The signing of NAFTA in 1994 heralded an unprecedented liberalization of markets in North America, causing a monumental increase in economic ties between the United States and Mexico. Each year, trade between the two countries totals over 250 billion dollars. More than 2,600 American companies have operations in Mexico, and Mexicans account for approximately 17 percent of the agricultural workforce in the United States.

And while Mexico has risen to fourteenth in the world in nominal GDP over the past decade, poverty remains widespread. Malnutrition, high mother-child mortality rates, and low educational attainment levels continue to affect significant percentages of the country’s population. Such conditions have spurred millions of Mexican to attempt dangerous and illegal crossings into America, along with established, legal channels of immigration.

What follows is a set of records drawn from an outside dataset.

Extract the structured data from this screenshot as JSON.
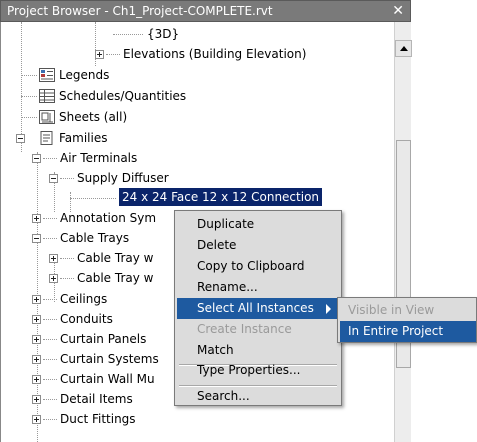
{
  "window": {
    "title": "Project Browser - Ch1_Project-COMPLETE.rvt",
    "close_glyph": "✕"
  },
  "tree": {
    "items": [
      {
        "label": "{3D}"
      },
      {
        "label": "Elevations (Building Elevation)"
      },
      {
        "label": "Legends"
      },
      {
        "label": "Schedules/Quantities"
      },
      {
        "label": "Sheets (all)"
      },
      {
        "label": "Families"
      },
      {
        "label": "Air Terminals"
      },
      {
        "label": "Supply Diffuser"
      },
      {
        "label": "24 x 24 Face 12 x 12 Connection"
      },
      {
        "label": "Annotation Sym"
      },
      {
        "label": "Cable Trays"
      },
      {
        "label": "Cable Tray w"
      },
      {
        "label": "Cable Tray w"
      },
      {
        "label": "Ceilings"
      },
      {
        "label": "Conduits"
      },
      {
        "label": "Curtain Panels"
      },
      {
        "label": "Curtain Systems"
      },
      {
        "label": "Curtain Wall Mu"
      },
      {
        "label": "Detail Items"
      },
      {
        "label": "Duct Fittings"
      }
    ]
  },
  "context_menu": {
    "items": [
      {
        "label": "Duplicate"
      },
      {
        "label": "Delete"
      },
      {
        "label": "Copy to Clipboard"
      },
      {
        "label": "Rename..."
      },
      {
        "label": "Select All Instances"
      },
      {
        "label": "Create Instance"
      },
      {
        "label": "Match"
      },
      {
        "label": "Type Properties..."
      },
      {
        "label": "Search..."
      }
    ]
  },
  "submenu": {
    "items": [
      {
        "label": "Visible in View"
      },
      {
        "label": "In Entire Project"
      }
    ]
  },
  "colors": {
    "titlebar": "#7a7a7a",
    "selection": "#0a246a",
    "menu_highlight": "#1e5aa0",
    "menu_bg": "#dcdcdc",
    "disabled_text": "#9a9a9a"
  },
  "icons": [
    "legends-icon",
    "schedules-icon",
    "sheets-icon",
    "families-icon",
    "submenu-arrow-icon",
    "close-icon",
    "scroll-up-icon"
  ]
}
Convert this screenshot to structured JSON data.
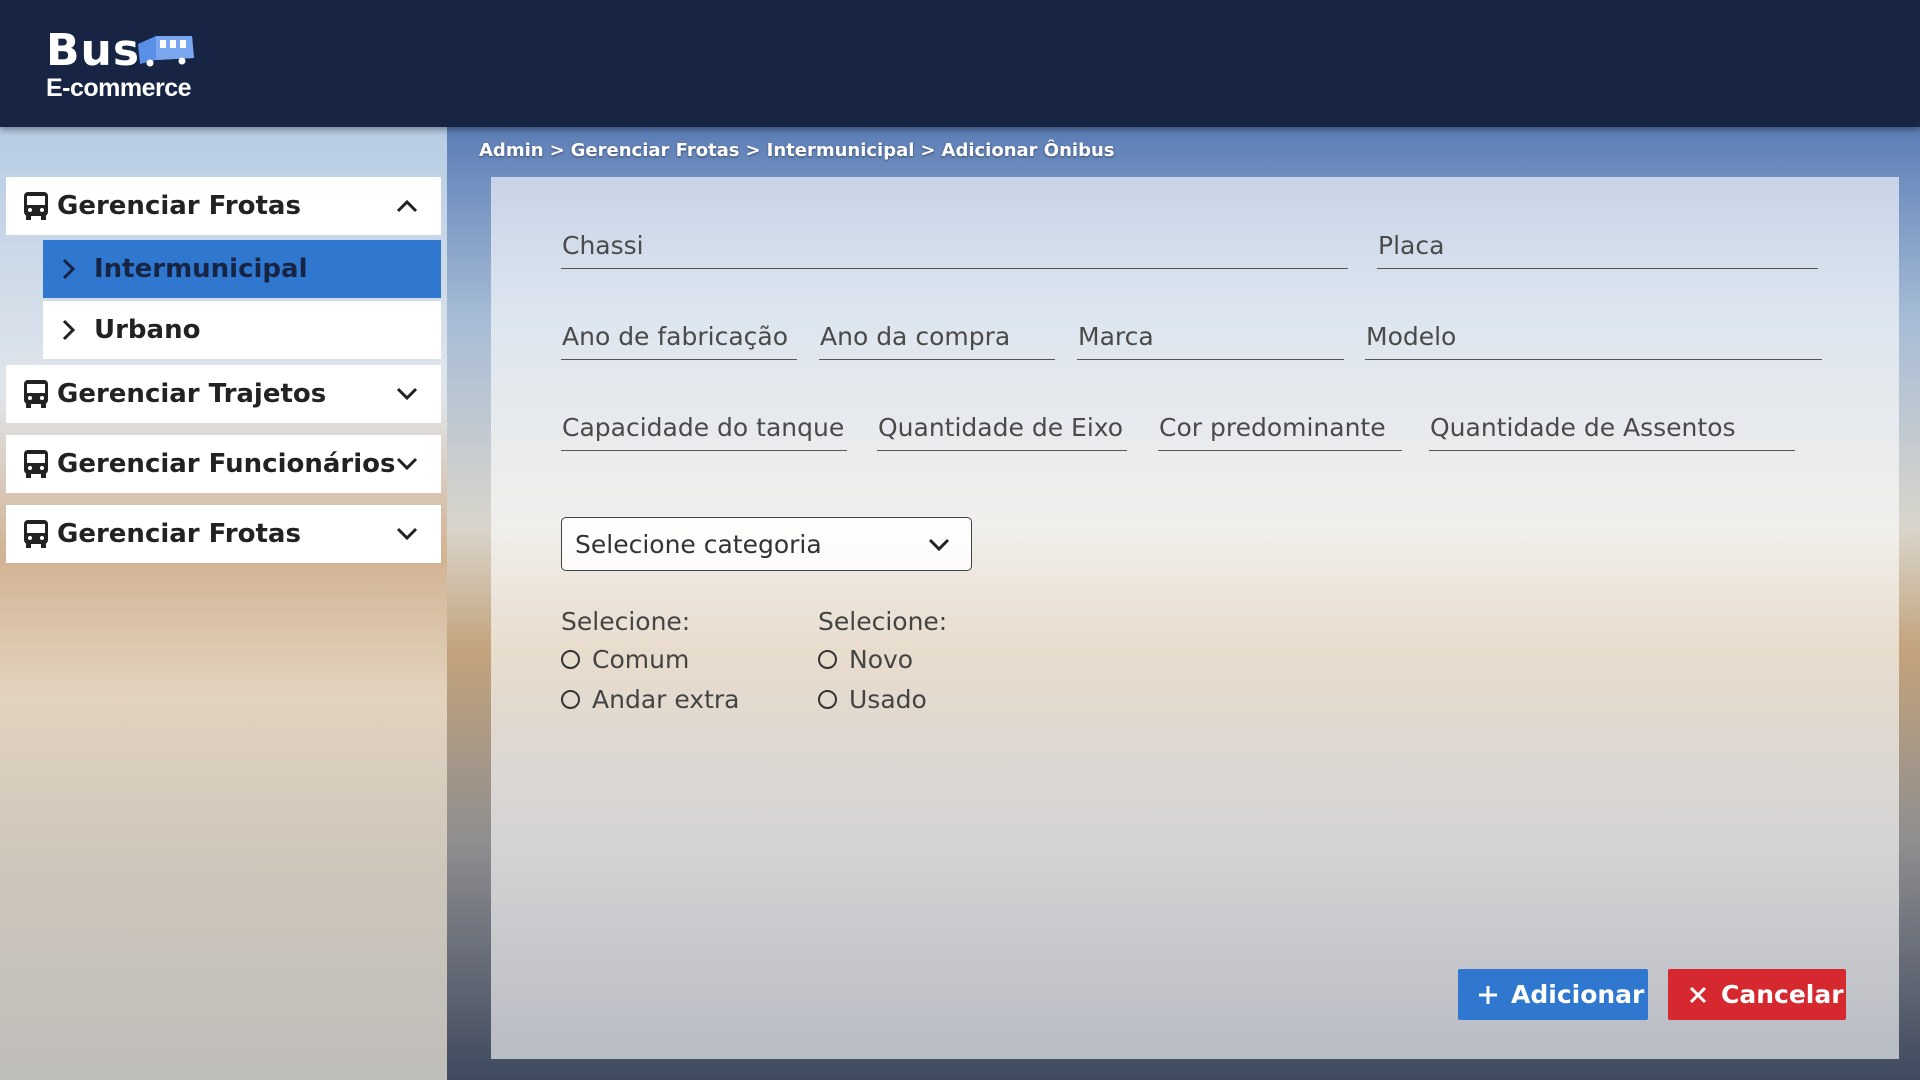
{
  "app": {
    "logo_word": "Bus",
    "logo_sub": "E-commerce"
  },
  "colors": {
    "header_bg": "#172444",
    "accent_blue": "#2f77cf",
    "danger_red": "#d6282f"
  },
  "sidebar": {
    "sections": [
      {
        "label": "Gerenciar Frotas",
        "icon": "bus-icon",
        "expanded": true
      },
      {
        "label": "Gerenciar Trajetos",
        "icon": "bus-icon",
        "expanded": false
      },
      {
        "label": "Gerenciar Funcionários",
        "icon": "bus-icon",
        "expanded": false
      },
      {
        "label": "Gerenciar Frotas",
        "icon": "bus-icon",
        "expanded": false
      }
    ],
    "subitems": [
      {
        "label": "Intermunicipal",
        "active": true
      },
      {
        "label": "Urbano",
        "active": false
      }
    ]
  },
  "breadcrumb": {
    "items": [
      "Admin",
      "Gerenciar Frotas",
      "Intermunicipal",
      "Adicionar Ônibus"
    ],
    "separator": ">"
  },
  "form": {
    "fields": {
      "chassi": "Chassi",
      "placa": "Placa",
      "ano_fabricacao": "Ano de fabricação",
      "ano_compra": "Ano da compra",
      "marca": "Marca",
      "modelo": "Modelo",
      "capacidade_tanque": "Capacidade do tanque",
      "quantidade_eixo": "Quantidade de Eixo",
      "cor_predominante": "Cor predominante",
      "quantidade_assentos": "Quantidade de Assentos"
    },
    "categoria_select": "Selecione categoria",
    "radio_groups": [
      {
        "title": "Selecione:",
        "options": [
          "Comum",
          "Andar extra"
        ]
      },
      {
        "title": "Selecione:",
        "options": [
          "Novo",
          "Usado"
        ]
      }
    ],
    "buttons": {
      "add": "Adicionar",
      "cancel": "Cancelar"
    }
  }
}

With Mexico’s poverty providing a constant supply of would-be immigrants, and NAFTA fueling the demand from U.S. companies, America’s visa laws help determine how the two can interact, as well as which interactions are forced below the radar. Among the many varieties of visa that the U.S. government issues, one type specifically intended to regulate legal Mexican immigrants working on American farms is the H2A visa, also known as the “work visa for seasonal agricultural workers.” Technically, the government does not set a limit on the number of H2A visas it will issue. However, lack of information, processing delays, extensive paperwork, and cumbersome bureaucratic procedures combine to make the hiring of legal immigrants a complicated task.

Alejandra Ocádiz, director of the Office for the Coordination of Migrant Workers in Nuevo Leon, one of Mexico’s border states, argues that a migrant would rather pay a smuggler than apply for a visa. “A migrant would prefer this because there is no one to guide him through the process,” she said in an interview with the HPR. At the same time, Ocádiz points out that despite being able to hire as many legal Mexican immigrants as they want, American farmers end up hiring them illegally because they also do not know what steps to follow.

For their part, applicant farmers in the United States must first meet the requirements stipulated by the Department of Labor and make a compelling case that there are no US workers available for such spots. In turn, immigrant workers enjoy all the benefits of a regular employee, including free housing, transportation, and meals provided by employers.

Though only one small facet of the broader immigration issue, H2A visas illustrate the potential for greater collaboration and information sharing among the U.S. and Mexican governments. Dr. Jose Carlos Borunda, general director of International Affairs in President Calderon’s Office in Mexico, stressed the need for shared responsibility in an interview with the HPR. “It is not only a matter of what Mexico can do unilaterally. In order to solve the immigration issue, the United States must also play its part, and this requires carrying out an integral immigration reform.” With U.S. elections approaching in 2008, and Mexican congressional elections in 2009, both countries will have a critical opportunity to review their interrelated roles in the immigration debate.